Podría invadirme una profunda decepción. Los cuarenta no son nada. Nada nuevo. Ayer, hoy, mañana. Esperaba una señal, un cambio, un viraje significativo, un pelo gris, por ejemplo, para poder negociar con los de cabeza gris de tú a tú sin que me tomen por niño, o esperaba de pronto comprender los extraños mecanismos del ser para poder afrontar el resto de la vida con mayor condescendencia y paz, o la capacidad de comprender algunas de las cosas que se murmulla Punset al cuello y que sólo América Valenzuela sabría sin duda explicarme aunque nunca le pregunto, por no molestar.
Esperaba, no sé, empezar por un diferente y respetuoso saludo del conserje de mi urbanización, pero me ha saludado con la misma atención y respeto de siempre, que es mucho y es con todos. O, en la misma medida, una llamada del Presidente del Gobierno -entrante o saliente, igual daba- celebrando mis cuarenta años de supervivencia y animándome cálidamente a trabajar por el futuro, el mío, el de España, otros cuarenta más que la cosa está muy fea y que ni sueñe con que sólo me quedan veinticinco para la jubilación. Esperaba que por ser para mi, hoy se hubiera levantado el Manzanares vuelto y en un recodo levantara medio metro al menos, para hacerme unas risas con la tabla y salir en el telediario. Esperaba un espacio en un banco del parque con mi nombre, una calle, un cielo anunciador, un milagro, la implacable necesidad de comprarme el deportivo rojo descapotable, la paz mundial de pronto, una pensión vitalicia... yo qué sé. Lo que fuera, cualquier cosa por absurda que pareciera pero que distinguiera un evidente antes y después, un ignoto símbolo para tan significada fecha. Pero nada ha pasado. Nada nuevo, vamos, sólo un profundo sueño por el agotamiento de una semana gloriosa de trabajo y un despertar más allá de las tres de la tarde como cuando con veinte años, hace veinte años, salía hasta las tantas de la mañana, pero sin salir. Esperaba que de pronto -y de porrazo- como poco me saliera la cuarta arruga o pata de gallo, por aquello de tener una por decenio. Pero ni eso. Así, de golpe, nada nuevo bajo el sol. Ni sol.

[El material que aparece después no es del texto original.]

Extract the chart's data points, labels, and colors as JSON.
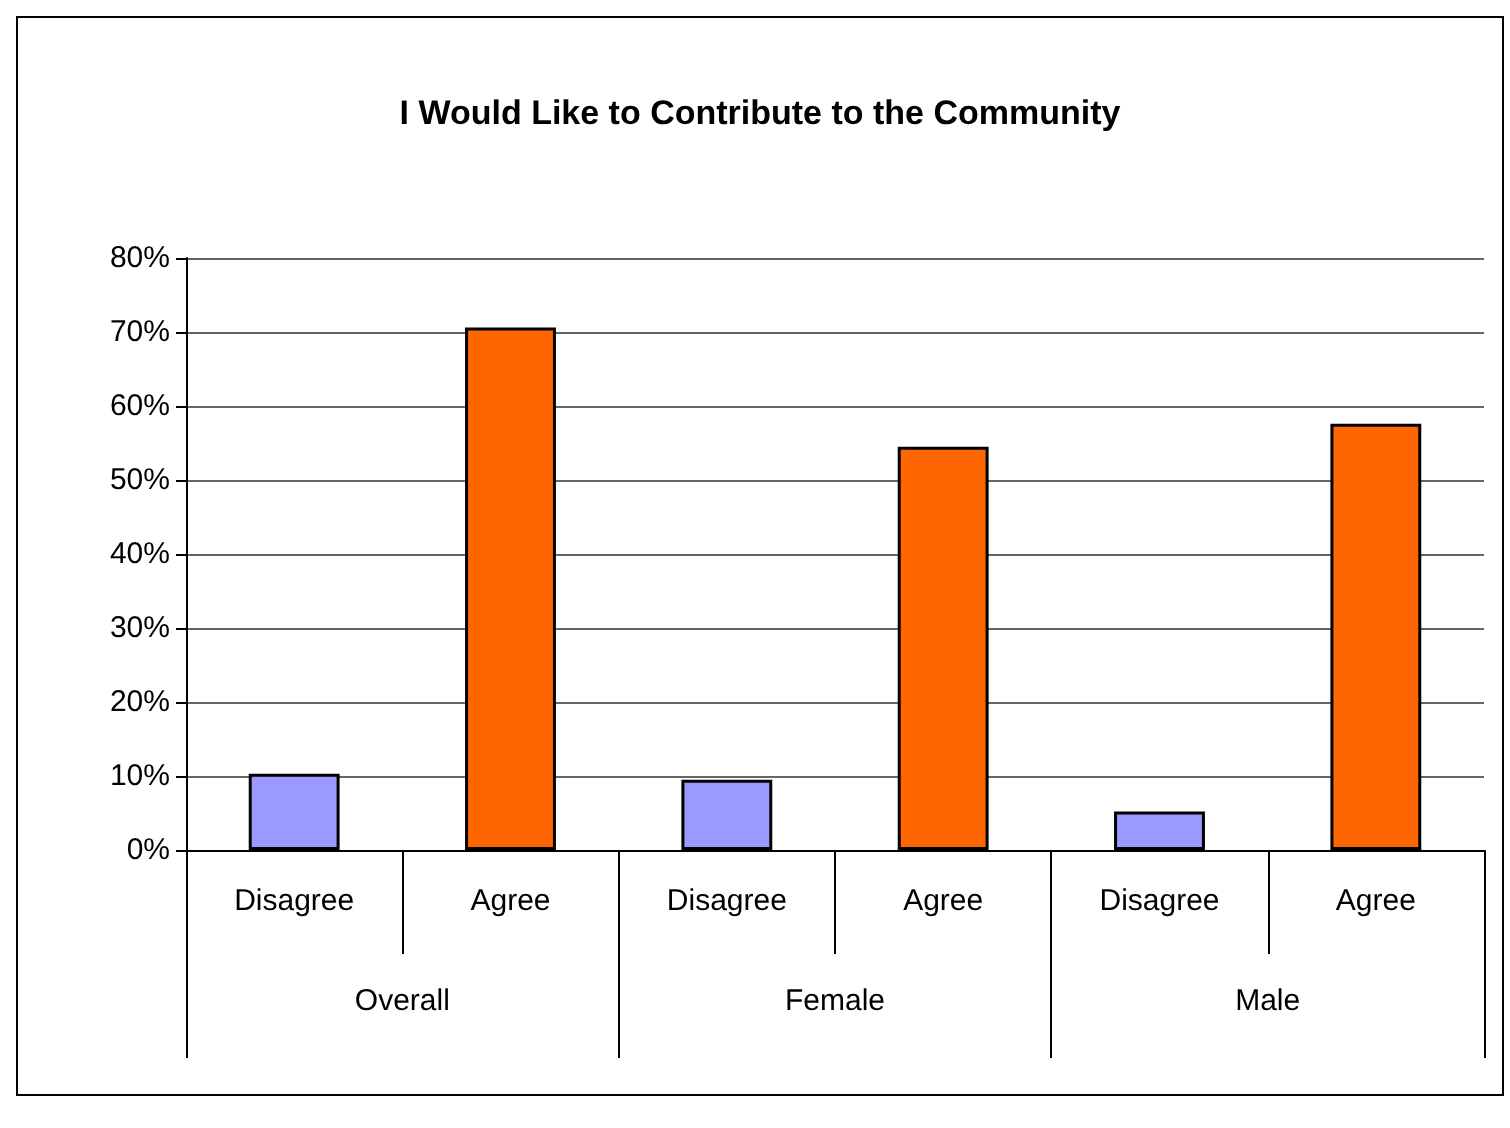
{
  "chart_data": {
    "type": "bar",
    "title": "I Would Like to Contribute to the Community",
    "categories": [
      "Disagree",
      "Agree",
      "Disagree",
      "Agree",
      "Disagree",
      "Agree"
    ],
    "values": [
      0.103,
      0.706,
      0.095,
      0.545,
      0.052,
      0.576
    ],
    "colors": [
      "#9999ff",
      "#ff6600",
      "#9999ff",
      "#ff6600",
      "#9999ff",
      "#ff6600"
    ],
    "annotations": [
      "Overall",
      "Female",
      "Male"
    ],
    "ylim": [
      0,
      0.8
    ],
    "yticks": [
      {
        "value": 0,
        "label": "0%"
      },
      {
        "value": 0.1,
        "label": "10%"
      },
      {
        "value": 0.2,
        "label": "20%"
      },
      {
        "value": 0.3,
        "label": "30%"
      },
      {
        "value": 0.4,
        "label": "40%"
      },
      {
        "value": 0.5,
        "label": "50%"
      },
      {
        "value": 0.6,
        "label": "60%"
      },
      {
        "value": 0.7,
        "label": "70%"
      },
      {
        "value": 0.8,
        "label": "80%"
      }
    ],
    "grid": "y"
  }
}
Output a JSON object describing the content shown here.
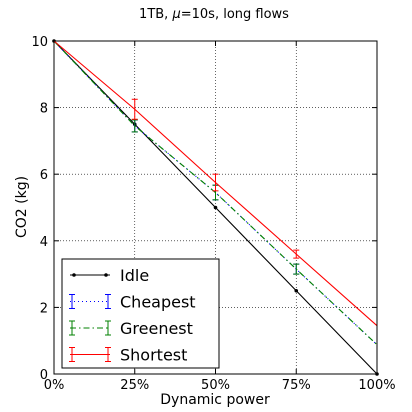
{
  "chart_data": {
    "type": "line",
    "title_prefix": "1TB, ",
    "title_mu": "μ",
    "title_suffix": "=10s, long flows",
    "xlabel": "Dynamic power",
    "ylabel": "CO2 (kg)",
    "x": [
      0,
      25,
      50,
      75,
      100
    ],
    "x_tick_labels": [
      "0%",
      "25%",
      "50%",
      "75%",
      "100%"
    ],
    "xlim": [
      0,
      100
    ],
    "ylim": [
      0,
      10
    ],
    "y_ticks": [
      0,
      2,
      4,
      6,
      8,
      10
    ],
    "y_tick_labels": [
      "0",
      "2",
      "4",
      "6",
      "8",
      "10"
    ],
    "grid": true,
    "legend_position": "bottom-left",
    "series": [
      {
        "name": "Idle",
        "color": "#000000",
        "style": "solid-dot-markers",
        "values": [
          10.0,
          7.5,
          5.0,
          2.5,
          0.0
        ],
        "errors": null
      },
      {
        "name": "Cheapest",
        "color": "#0000ff",
        "style": "dotted-errorbars",
        "values": [
          10.0,
          7.45,
          5.45,
          3.15,
          0.88
        ],
        "errors": [
          0.0,
          0.18,
          0.22,
          0.15,
          0.0
        ]
      },
      {
        "name": "Greenest",
        "color": "#008000",
        "style": "dashdot-errorbars",
        "values": [
          10.0,
          7.45,
          5.45,
          3.15,
          0.88
        ],
        "errors": [
          0.0,
          0.18,
          0.22,
          0.15,
          0.0
        ]
      },
      {
        "name": "Shortest",
        "color": "#ff0000",
        "style": "solid-errorbars",
        "values": [
          10.0,
          7.95,
          5.75,
          3.6,
          1.45
        ],
        "errors": [
          0.0,
          0.3,
          0.25,
          0.12,
          0.0
        ]
      }
    ]
  }
}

Mis recién estrenados cuarenta son iguales a mis 39 de ayer o antes de ayer. Yo me siento igual o me sentiría igual sin no fuera por esta luna de insomnio. Pero los que sin duda no han sido iguales, ni mucho menos, han sido estos meses, el preparatorio, la presión ante la inminente llegada, la emoción ante la "madurez", las carreras, las dudas, el vértigo de lo desconocido, el aprender... la lista de cosas por hacer antes de los cuarenta. Me lo ha venido a recordar mi hermano y le ha faltado un "con el coñazo que has dado" que se ha debido guardar porque es un tipo elegante al fin y al cabo y hasta me tiene cariño. Y tendría razón porque, mira, ya está. Cuarenta. Ea. Y no ha pasado nada. Nada especial, nada distinto, nada se ha roto, nada ha brotado espontáneamente de mi. Pero ahí está la lista, interminable, creciendo, reconvertida a la de cosas que hacer antes de los cuarenta ochenta. Y esa lista es importante. Lo es. Porque lo bueno de los cuarenta, lo bueno de este primer lunes es que como poco, como muy poco, tengo media vida por delante. Media vida para lo que sea. Y puedo hacer con los próximos cuarenta, desde ya, lo que me de la gana. Básicamente aprovecharlos. Life looks good.